Gli investigatori descrivono condizioni di lavoro “ottocentesche” nei laboratori coinvolti, con paghe orarie di soli 2,75 euro, turni notturni e festivi, ambienti fatiscenti dove si lavora, mangia e dorme, e macchinari privi di sistemi di sicurezza.

Queste condizioni, definite dal pm come “para schiavitù”, rientrano in un fenomeno più ampio di sfruttamento nella filiera dell’alta moda italiana, che ha già coinvolto marchi come Valentino, Dior, Armani e Loro Piana.

La risposta di Tod’s

Per dovere di cronaca riportiamo che Tod’s ha negato ogni irregolarità, affermando di rispettare pienamente la normativa vigente sul lavoro e di effettuare controlli costanti sui subfornitori, i quali sottoscrivono accordi formali per garantire condizioni di lavoro adeguate.
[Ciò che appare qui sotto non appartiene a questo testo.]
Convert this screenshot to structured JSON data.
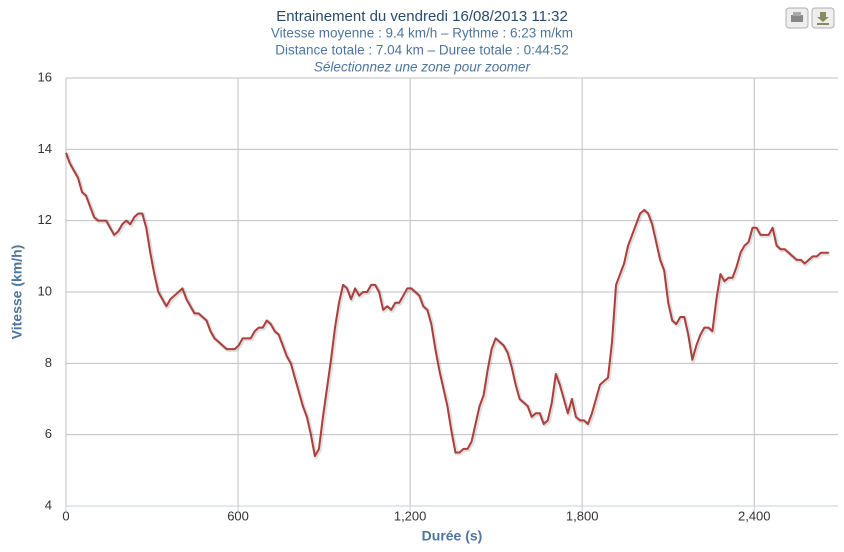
{
  "chart_data": {
    "type": "line",
    "title": "Entrainement du vendredi 16/08/2013 11:32",
    "subtitle": [
      "Vitesse moyenne : 9.4 km/h – Rythme : 6:23 m/km",
      "Distance totale : 7.04 km – Duree totale : 0:44:52",
      "Sélectionnez une zone pour zoomer"
    ],
    "x_label": "Durée (s)",
    "y_label": "Vitesse (km/h)",
    "xlim": [
      0,
      2692
    ],
    "xticks": [
      0,
      600,
      {
        "value": 1200,
        "label": "1,200"
      },
      {
        "value": 1800,
        "label": "1,800"
      },
      {
        "value": 2400,
        "label": "2,400"
      }
    ],
    "ylim": [
      4,
      16
    ],
    "yticks": [
      4,
      6,
      8,
      10,
      12,
      14,
      16
    ],
    "grid": true,
    "color": "#aa3f3c",
    "x": [
      0,
      14,
      28,
      42,
      56,
      70,
      84,
      98,
      112,
      126,
      140,
      154,
      168,
      182,
      196,
      210,
      224,
      238,
      252,
      266,
      280,
      294,
      308,
      322,
      336,
      350,
      364,
      378,
      392,
      406,
      420,
      434,
      448,
      462,
      476,
      490,
      504,
      518,
      532,
      546,
      560,
      574,
      588,
      602,
      616,
      630,
      644,
      658,
      672,
      686,
      700,
      714,
      728,
      742,
      756,
      770,
      784,
      798,
      812,
      826,
      840,
      854,
      868,
      882,
      896,
      910,
      924,
      938,
      952,
      966,
      980,
      994,
      1008,
      1022,
      1036,
      1050,
      1064,
      1078,
      1092,
      1106,
      1120,
      1134,
      1148,
      1162,
      1176,
      1190,
      1204,
      1218,
      1232,
      1246,
      1260,
      1274,
      1288,
      1302,
      1316,
      1330,
      1344,
      1358,
      1372,
      1386,
      1400,
      1414,
      1428,
      1442,
      1456,
      1470,
      1484,
      1498,
      1512,
      1526,
      1540,
      1554,
      1568,
      1582,
      1596,
      1610,
      1624,
      1638,
      1652,
      1666,
      1680,
      1694,
      1708,
      1722,
      1736,
      1750,
      1764,
      1778,
      1792,
      1806,
      1820,
      1834,
      1848,
      1862,
      1876,
      1890,
      1904,
      1918,
      1932,
      1946,
      1960,
      1974,
      1988,
      2002,
      2016,
      2030,
      2044,
      2058,
      2072,
      2086,
      2100,
      2114,
      2128,
      2142,
      2156,
      2170,
      2184,
      2198,
      2212,
      2226,
      2240,
      2254,
      2268,
      2282,
      2296,
      2310,
      2324,
      2338,
      2352,
      2366,
      2380,
      2394,
      2408,
      2422,
      2436,
      2450,
      2464,
      2478,
      2492,
      2506,
      2520,
      2534,
      2548,
      2562,
      2576,
      2590,
      2604,
      2618,
      2632,
      2646,
      2660
    ],
    "values": [
      13.9,
      13.6,
      13.4,
      13.2,
      12.8,
      12.7,
      12.4,
      12.1,
      12.0,
      12.0,
      12.0,
      11.8,
      11.6,
      11.7,
      11.9,
      12.0,
      11.9,
      12.1,
      12.2,
      12.2,
      11.8,
      11.1,
      10.5,
      10.0,
      9.8,
      9.6,
      9.8,
      9.9,
      10.0,
      10.1,
      9.8,
      9.6,
      9.4,
      9.4,
      9.3,
      9.2,
      8.9,
      8.7,
      8.6,
      8.5,
      8.4,
      8.4,
      8.4,
      8.5,
      8.7,
      8.7,
      8.7,
      8.9,
      9.0,
      9.0,
      9.2,
      9.1,
      8.9,
      8.8,
      8.5,
      8.2,
      8.0,
      7.6,
      7.2,
      6.8,
      6.5,
      6.0,
      5.4,
      5.6,
      6.5,
      7.3,
      8.1,
      9.0,
      9.7,
      10.2,
      10.1,
      9.8,
      10.1,
      9.9,
      10.0,
      10.0,
      10.2,
      10.2,
      10.0,
      9.5,
      9.6,
      9.5,
      9.7,
      9.7,
      9.9,
      10.1,
      10.1,
      10.0,
      9.9,
      9.6,
      9.5,
      9.1,
      8.4,
      7.8,
      7.3,
      6.8,
      6.1,
      5.5,
      5.5,
      5.6,
      5.6,
      5.8,
      6.3,
      6.8,
      7.1,
      7.8,
      8.4,
      8.7,
      8.6,
      8.5,
      8.3,
      7.9,
      7.4,
      7.0,
      6.9,
      6.8,
      6.5,
      6.6,
      6.6,
      6.3,
      6.4,
      6.9,
      7.7,
      7.4,
      7.0,
      6.6,
      7.0,
      6.5,
      6.4,
      6.4,
      6.3,
      6.6,
      7.0,
      7.4,
      7.5,
      7.6,
      8.6,
      10.2,
      10.5,
      10.8,
      11.3,
      11.6,
      11.9,
      12.2,
      12.3,
      12.2,
      11.9,
      11.4,
      10.9,
      10.6,
      9.7,
      9.2,
      9.1,
      9.3,
      9.3,
      8.8,
      8.1,
      8.5,
      8.8,
      9.0,
      9.0,
      8.9,
      9.8,
      10.5,
      10.3,
      10.4,
      10.4,
      10.7,
      11.1,
      11.3,
      11.4,
      11.8,
      11.8,
      11.6,
      11.6,
      11.6,
      11.8,
      11.3,
      11.2,
      11.2,
      11.1,
      11.0,
      10.9,
      10.9,
      10.8,
      10.9,
      11.0,
      11.0,
      11.1,
      11.1,
      11.1
    ]
  }
}
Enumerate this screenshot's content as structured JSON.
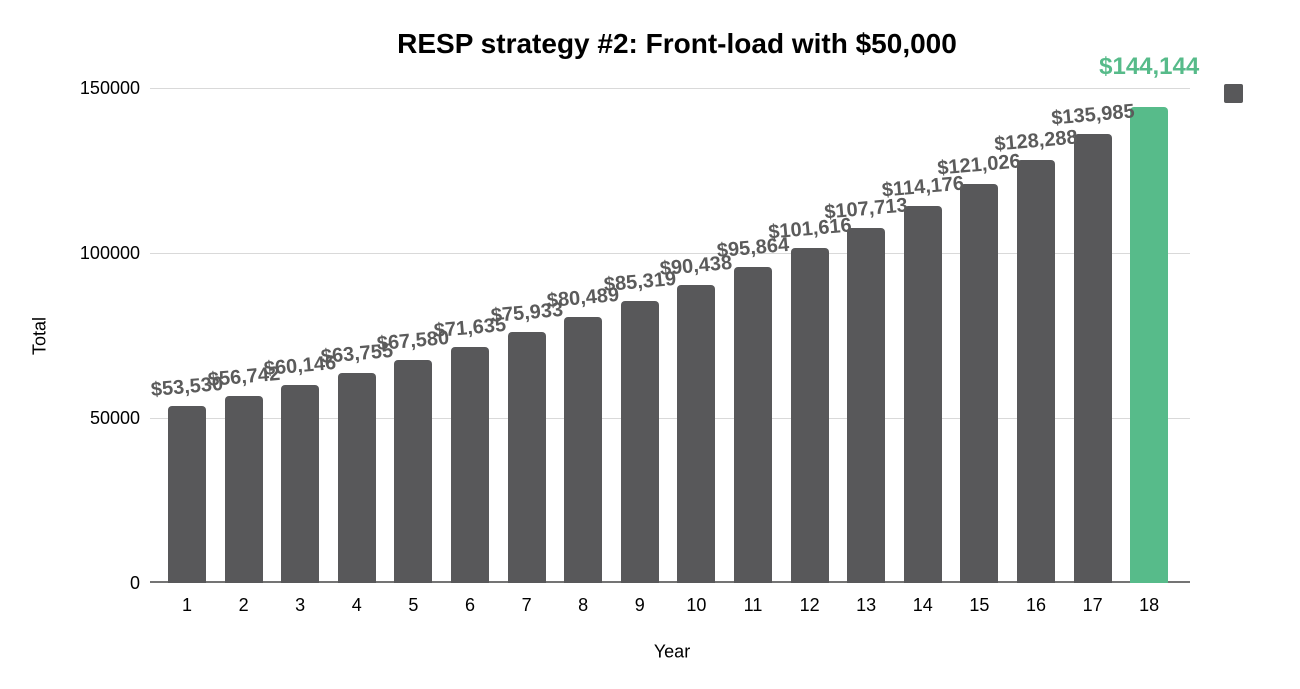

L’azienda ha inoltre sottolineato che i suoi stabilimenti diretti sono considerati un’eccellenza mondiale per la tutela ambientale e il benessere dei dipendenti.

Impatto sul Made in Italy

L’ennesimo scandalo legato al caporalato in un marchio simbolo del lusso italiano mina ulteriormente la credibilità del “Made in Italy”, già compromessa da precedenti inchieste su altri colossi della moda.

Il caso evidenzia una crescente frattura tra l’immagine di eccellenza artigianale promossa dai brand e la realtà di filiere opache e sfruttamento, con un danno reputazionale significativo per il settore, amplificato dalla copertura mediatica internazionale.

Purtroppo, la normativa europea, che permette di etichettare come Made in Italy capi prodotti all’estero con solo una minima lavorazione finale in Italia, contribuisce a svuotare di significato questa dicitura.

Le nostre considerazioni

Queste notizie fanno male all’Italia ed a tutto il comparto; noi siamo certi che le risposte che darà l’azienda contribuiranno a dipanare i dubbi emersi dall’inchiesta. Fino a prova contraria.